One dimension that has come out loud and clear though is growing weariness of the Zimbabwean economy with delays in fixing a date for the polls. A fortnight ago, the Zimbabwe National Chamber of Commerce called for the elections to be held soon. This week, Finance minister Tendai Biti said continued delay in holding the elections was hurting the economy. Business executives say as much.
And rightly so. Given that businesses need to plan ahead, even without necessarily building and pontificating on the eventual outcome, it is always important for business leaders to understand when major events will occur such as elections since these affect strategic and operational decisions. Foreign investors are also sitting on the fence, watching and waiting impatiently for this process to play out. All the waiting is at a cost in the form of delayed implementation or commencement of investment projects. Time is money!
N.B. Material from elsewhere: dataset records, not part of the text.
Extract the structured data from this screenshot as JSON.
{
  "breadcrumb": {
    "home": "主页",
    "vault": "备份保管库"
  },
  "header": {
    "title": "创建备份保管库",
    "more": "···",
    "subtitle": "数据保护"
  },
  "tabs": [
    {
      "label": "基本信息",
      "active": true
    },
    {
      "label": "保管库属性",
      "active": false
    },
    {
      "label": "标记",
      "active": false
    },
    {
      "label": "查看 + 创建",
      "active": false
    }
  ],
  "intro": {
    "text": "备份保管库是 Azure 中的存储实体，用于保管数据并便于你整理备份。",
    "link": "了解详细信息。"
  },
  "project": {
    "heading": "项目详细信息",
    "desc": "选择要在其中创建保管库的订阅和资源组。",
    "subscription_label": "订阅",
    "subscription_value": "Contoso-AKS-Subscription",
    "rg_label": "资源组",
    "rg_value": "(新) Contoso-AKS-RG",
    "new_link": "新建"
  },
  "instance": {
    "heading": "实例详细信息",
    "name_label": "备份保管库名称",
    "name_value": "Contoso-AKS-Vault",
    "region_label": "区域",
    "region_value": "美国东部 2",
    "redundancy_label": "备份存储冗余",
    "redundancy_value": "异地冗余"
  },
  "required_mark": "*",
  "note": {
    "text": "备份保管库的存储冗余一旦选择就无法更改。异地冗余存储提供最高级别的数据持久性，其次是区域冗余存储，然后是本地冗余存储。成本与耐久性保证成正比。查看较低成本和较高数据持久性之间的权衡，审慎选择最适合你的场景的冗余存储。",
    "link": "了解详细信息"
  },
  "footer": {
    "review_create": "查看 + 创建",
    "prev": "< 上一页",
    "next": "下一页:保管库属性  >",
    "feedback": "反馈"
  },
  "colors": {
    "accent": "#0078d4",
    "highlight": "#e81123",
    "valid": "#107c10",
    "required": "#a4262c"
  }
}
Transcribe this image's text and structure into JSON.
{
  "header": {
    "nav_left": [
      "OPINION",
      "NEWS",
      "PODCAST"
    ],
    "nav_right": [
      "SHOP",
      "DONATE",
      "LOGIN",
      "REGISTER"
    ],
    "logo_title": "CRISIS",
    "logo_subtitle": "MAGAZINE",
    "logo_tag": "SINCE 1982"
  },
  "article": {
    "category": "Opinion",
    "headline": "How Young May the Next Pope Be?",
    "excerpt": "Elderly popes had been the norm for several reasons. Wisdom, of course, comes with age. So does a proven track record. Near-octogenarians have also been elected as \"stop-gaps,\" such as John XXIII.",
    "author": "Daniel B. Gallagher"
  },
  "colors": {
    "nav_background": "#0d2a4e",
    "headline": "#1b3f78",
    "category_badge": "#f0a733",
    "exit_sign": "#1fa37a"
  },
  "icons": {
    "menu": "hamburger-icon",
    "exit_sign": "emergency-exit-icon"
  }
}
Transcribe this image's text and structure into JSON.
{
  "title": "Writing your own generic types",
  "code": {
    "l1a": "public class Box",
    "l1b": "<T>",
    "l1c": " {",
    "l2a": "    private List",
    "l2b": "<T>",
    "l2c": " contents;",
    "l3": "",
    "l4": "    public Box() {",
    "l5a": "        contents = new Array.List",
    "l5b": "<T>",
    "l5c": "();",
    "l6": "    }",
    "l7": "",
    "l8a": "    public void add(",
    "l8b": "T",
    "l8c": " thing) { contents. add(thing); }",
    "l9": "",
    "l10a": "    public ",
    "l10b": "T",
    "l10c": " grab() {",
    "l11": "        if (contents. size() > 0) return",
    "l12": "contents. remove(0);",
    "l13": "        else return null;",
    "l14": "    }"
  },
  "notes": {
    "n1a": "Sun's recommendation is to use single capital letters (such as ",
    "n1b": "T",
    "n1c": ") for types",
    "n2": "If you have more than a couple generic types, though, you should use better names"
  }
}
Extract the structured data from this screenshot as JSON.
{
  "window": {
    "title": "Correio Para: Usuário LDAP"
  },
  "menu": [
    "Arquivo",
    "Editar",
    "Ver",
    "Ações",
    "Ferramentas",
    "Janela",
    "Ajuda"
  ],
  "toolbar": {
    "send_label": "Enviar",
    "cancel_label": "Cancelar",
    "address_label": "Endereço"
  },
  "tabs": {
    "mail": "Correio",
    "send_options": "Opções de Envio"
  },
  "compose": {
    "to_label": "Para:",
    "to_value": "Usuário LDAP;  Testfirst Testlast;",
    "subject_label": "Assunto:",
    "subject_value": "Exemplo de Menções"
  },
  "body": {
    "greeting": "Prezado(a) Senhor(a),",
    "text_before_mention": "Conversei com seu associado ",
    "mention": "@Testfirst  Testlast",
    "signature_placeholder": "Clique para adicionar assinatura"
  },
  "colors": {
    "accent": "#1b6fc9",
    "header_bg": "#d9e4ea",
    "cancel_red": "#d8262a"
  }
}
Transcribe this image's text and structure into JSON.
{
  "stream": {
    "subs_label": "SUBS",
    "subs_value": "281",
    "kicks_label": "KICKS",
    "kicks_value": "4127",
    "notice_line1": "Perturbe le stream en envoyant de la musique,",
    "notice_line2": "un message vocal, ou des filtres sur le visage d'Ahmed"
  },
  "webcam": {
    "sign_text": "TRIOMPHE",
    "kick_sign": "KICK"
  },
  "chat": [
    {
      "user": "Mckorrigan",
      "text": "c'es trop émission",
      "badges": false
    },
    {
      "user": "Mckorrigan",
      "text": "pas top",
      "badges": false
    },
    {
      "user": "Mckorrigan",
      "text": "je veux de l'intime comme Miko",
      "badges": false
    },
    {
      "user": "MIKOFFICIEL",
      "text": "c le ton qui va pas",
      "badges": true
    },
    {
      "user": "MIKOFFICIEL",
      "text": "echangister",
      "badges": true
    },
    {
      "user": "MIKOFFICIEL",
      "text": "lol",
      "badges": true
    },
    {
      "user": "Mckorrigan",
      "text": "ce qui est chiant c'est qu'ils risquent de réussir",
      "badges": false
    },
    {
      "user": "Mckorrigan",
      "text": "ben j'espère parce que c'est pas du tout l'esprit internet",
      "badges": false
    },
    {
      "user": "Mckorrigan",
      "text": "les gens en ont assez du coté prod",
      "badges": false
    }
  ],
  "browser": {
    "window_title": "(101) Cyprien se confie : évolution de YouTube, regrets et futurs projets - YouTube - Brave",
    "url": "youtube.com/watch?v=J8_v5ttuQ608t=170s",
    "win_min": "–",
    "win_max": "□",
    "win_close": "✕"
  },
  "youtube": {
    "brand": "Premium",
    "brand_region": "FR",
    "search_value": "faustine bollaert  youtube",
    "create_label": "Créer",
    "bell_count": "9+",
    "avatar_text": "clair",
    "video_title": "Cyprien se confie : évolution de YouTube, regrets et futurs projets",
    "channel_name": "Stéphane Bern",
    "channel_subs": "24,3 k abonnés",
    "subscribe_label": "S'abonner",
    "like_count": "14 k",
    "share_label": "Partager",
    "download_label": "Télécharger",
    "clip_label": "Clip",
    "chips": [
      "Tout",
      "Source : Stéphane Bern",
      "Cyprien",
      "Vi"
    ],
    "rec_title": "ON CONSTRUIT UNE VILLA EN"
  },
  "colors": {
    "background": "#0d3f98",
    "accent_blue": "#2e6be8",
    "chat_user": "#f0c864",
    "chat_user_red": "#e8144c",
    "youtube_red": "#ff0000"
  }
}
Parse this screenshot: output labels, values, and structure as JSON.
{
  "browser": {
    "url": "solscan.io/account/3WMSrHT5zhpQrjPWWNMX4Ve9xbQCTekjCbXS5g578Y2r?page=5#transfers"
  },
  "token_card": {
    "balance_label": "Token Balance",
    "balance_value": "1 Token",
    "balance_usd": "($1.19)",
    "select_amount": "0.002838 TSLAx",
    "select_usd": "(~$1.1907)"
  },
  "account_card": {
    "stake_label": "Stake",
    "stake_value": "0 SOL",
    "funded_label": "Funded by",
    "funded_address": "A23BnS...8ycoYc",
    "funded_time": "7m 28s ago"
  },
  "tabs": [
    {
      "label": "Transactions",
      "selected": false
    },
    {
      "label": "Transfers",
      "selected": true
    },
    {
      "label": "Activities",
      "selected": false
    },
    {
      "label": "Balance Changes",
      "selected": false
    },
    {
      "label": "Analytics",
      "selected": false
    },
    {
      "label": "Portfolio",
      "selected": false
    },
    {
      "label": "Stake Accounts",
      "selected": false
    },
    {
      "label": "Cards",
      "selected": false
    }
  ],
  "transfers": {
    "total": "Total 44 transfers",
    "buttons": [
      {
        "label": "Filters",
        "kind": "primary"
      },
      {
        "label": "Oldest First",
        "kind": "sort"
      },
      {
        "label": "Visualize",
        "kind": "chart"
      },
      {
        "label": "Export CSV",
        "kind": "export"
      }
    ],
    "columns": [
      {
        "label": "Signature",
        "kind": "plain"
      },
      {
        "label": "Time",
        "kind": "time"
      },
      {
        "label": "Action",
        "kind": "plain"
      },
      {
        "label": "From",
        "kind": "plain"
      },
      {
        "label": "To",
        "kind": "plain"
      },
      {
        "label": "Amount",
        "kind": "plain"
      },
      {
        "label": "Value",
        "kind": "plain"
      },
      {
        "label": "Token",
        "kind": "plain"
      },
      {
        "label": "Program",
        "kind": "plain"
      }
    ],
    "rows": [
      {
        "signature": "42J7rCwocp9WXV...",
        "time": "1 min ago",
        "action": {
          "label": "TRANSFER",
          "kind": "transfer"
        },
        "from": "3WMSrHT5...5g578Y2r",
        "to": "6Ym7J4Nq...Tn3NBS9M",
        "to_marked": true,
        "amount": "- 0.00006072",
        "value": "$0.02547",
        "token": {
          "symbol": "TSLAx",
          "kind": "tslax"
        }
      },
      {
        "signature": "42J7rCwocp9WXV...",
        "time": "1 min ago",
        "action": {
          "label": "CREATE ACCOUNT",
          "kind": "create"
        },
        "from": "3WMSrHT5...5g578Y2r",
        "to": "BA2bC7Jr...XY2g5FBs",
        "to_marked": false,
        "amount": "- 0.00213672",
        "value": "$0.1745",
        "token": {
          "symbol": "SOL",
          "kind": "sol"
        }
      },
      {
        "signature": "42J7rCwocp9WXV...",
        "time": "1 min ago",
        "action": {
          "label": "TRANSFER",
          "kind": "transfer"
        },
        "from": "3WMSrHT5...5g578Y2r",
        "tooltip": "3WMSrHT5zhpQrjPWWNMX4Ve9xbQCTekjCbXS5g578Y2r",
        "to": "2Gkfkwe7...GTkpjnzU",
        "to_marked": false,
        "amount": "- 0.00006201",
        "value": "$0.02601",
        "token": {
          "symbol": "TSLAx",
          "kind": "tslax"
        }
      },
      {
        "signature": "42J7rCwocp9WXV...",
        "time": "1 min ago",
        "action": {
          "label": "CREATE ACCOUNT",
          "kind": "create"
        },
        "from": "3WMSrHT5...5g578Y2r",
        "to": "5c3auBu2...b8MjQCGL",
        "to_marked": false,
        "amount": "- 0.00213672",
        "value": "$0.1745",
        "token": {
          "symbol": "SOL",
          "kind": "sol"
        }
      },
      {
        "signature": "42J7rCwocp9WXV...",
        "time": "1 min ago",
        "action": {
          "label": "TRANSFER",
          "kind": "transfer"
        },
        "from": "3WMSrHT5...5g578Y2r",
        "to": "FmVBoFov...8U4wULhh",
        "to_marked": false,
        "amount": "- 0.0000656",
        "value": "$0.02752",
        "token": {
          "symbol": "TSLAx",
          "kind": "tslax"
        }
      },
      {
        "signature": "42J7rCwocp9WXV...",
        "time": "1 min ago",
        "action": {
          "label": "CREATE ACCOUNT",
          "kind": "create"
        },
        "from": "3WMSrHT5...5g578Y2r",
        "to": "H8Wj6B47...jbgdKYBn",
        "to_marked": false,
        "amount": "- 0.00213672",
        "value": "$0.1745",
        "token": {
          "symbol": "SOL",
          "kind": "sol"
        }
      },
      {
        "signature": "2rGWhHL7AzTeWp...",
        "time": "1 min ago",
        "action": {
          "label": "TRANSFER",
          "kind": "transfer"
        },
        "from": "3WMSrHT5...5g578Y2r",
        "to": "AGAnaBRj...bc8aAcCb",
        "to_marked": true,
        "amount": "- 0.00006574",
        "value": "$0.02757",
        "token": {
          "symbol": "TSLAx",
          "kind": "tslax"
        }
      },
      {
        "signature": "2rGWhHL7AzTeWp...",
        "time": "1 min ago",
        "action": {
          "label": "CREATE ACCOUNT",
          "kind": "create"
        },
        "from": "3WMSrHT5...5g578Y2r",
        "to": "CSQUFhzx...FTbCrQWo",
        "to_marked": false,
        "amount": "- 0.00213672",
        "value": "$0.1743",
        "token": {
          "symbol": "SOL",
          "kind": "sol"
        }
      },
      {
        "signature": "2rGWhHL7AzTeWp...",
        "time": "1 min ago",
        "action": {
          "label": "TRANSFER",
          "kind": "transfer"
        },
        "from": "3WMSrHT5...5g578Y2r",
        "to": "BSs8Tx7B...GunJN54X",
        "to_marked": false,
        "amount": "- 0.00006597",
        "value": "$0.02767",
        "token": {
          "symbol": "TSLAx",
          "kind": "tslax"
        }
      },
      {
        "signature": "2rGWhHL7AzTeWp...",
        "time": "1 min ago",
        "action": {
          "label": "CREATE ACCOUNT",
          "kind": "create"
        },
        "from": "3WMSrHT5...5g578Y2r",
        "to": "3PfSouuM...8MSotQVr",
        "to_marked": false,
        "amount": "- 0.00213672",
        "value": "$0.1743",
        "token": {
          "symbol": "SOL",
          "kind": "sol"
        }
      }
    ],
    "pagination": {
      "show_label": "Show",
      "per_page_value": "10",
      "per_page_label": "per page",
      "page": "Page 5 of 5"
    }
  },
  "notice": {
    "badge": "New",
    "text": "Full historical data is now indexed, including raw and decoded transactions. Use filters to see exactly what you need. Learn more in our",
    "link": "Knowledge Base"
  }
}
The Zimbabwe Investment Authority is presently sitting on approved foreign direct investment projects with a nominal value of more than US$1 billion. Bilateral and multilateral donors are also keen to satisfy themselves that not only the election outcome, but the process leading to that outcome, is acceptable before opening the taps of financial support. The continued delays in announcing the elections date is thus imposing a latent, but large cost on the economy.
Portfolio inflows through the Zimbabwe Stock Exchange, the potential recapitalisation of banks and other local companies by foreign investors, also hinge on the elections. Biti's comments earlier this week are spot-on. A major challenge of investing in Zimbabwe has always been the dire lack of clear economic direction and sound policies.
While the Global Political Agreement, that has been the basis of governance in Zimbabwe since 2009, ushered in a semblance of economic stability, it has been characterised by the discordant agendas of the two main political camps in government -- Zanu PF and the Morgan Tsvangirai-led MDC. This has been at a great cost which, now more than ever , needs to be capped. Each of the two major political camps contend that an outright victory by their parties will lead to greater clarity of economic policy going forward.
It is imperative that an election date be announced once all the electoral reforms needed to hold free, fair, credible and acceptable elections are implemented. If not for the politics, the main political protagonists should at least do it for the economy.